Ed Levine's Serious Diet, Week 56: Doctors Tell the Truth, Don't They?

"Did I really just hear a cardiologist, the butt of too many jokes on Serious Eats, tell me that I was skinny?"

20080306-scale.jpgIn the last couple of weeks, I've been spending too much time in the company of doctors. Last Wednesday, the day before I left for Miami, I saw my regular doctor, my referrer in HMO parlance, to see whether he could tell me what was causing the tightness on the right side of my chest (the side across from my heart). He couldn't find anything, and he didn't even notice I had lost weight. Doctors you see regularly are supposed to notice such things, aren't they?

I went down to Miami to see if eating a mess of burgers and barbecue would cure what ails me, but for some reason burgers from Bobby Flay, Rachael Ray, and Spike Mendelsohn didn't chase away the tightness in my chest.

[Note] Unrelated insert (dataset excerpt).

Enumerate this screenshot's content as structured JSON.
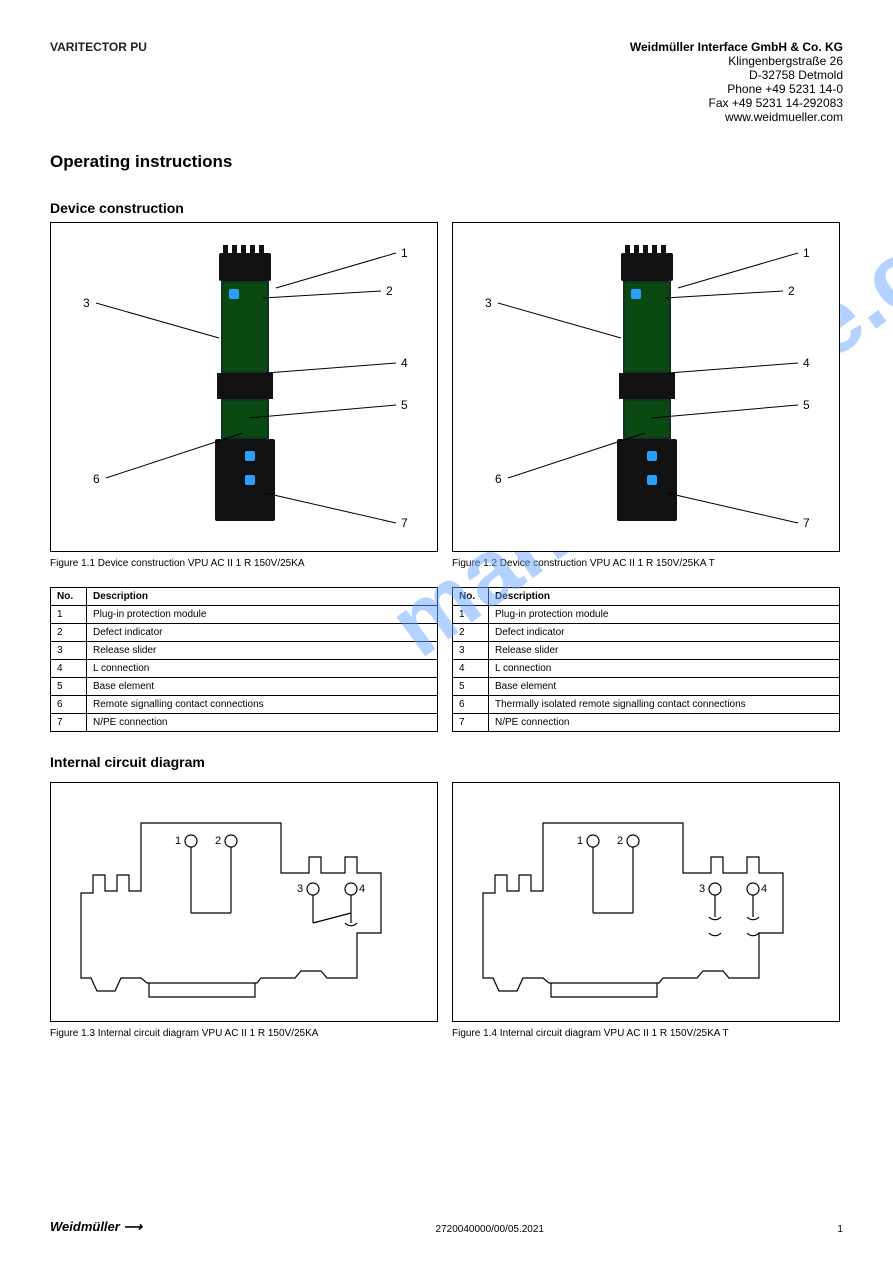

So when I returned to New York, my doctor, the one who hadn't noticed there was less of me to examine, sent me to a get a stress test. I'd never had one before. A technician attached all these wires to my chest before putting me on a treadmill. After I had been running for a few minutes a cardiologist came into the room. He examined the lines on the graph that the electrodes were producing as he made small talk--small talk that turned out to loom very large.

"So what do you do?," he asked as he told the technician to make the treadmill go faster. "I'm a food writer and blogger," I said as I started to breath harder. As soon as I told him what I did, I felt sure I was going to get a lecture on what I should and shouldn't be eating. Was I going to level with him and mention that I had had bites of many, many bacon cheeseburgers just a few days before finding myself in his office getting a stress test?

Before I could confess he uttered a few words that I never thought I would hear: "You're pretty skinny for a food writer, aren't you?"

Holy shit. Did I really just hear a cardiologist, the butt of too many jokes on Serious Eats, tell me that I was skinny? I believe I did. I'm going to dine out on that remark for years, and I won't ever gain a pound.

After a few more minutes on the treadmill the cardiologist had me get off. He looked at all the data my heart had produced. "I don't know what's wrong with you, but I can tell you it has nothing to do with your heart."

I was happy when he said that, but as any person who struggles with his or her weight will tell you, I was even happier, I would say ecstatic, about his "skinny" remark.

No doctor had ever said anything like that to me before, and boy did it make me feel good.

The Weigh-in

Of course, nothing makes me feel better than getting on Thinner to see how he's going to treat me after a weekend eating burgers and barbecue in Miami. The cardiologist may have called me skinny, but Thinner never has. I have been pretty good all week since I got back on Sunday, but we'll see where we are at this moment.

228. Up a pound from last week, but last week was one of those really good weeks, Thinner-wise. Even gaining a pound, I think it's been a pretty good week, because I gained even more self-esteem. Thanks, Doc, wherever you are. You have a most excellent treadmill-side manner. And we will stop with the cardiologist jokes on Serious Eats.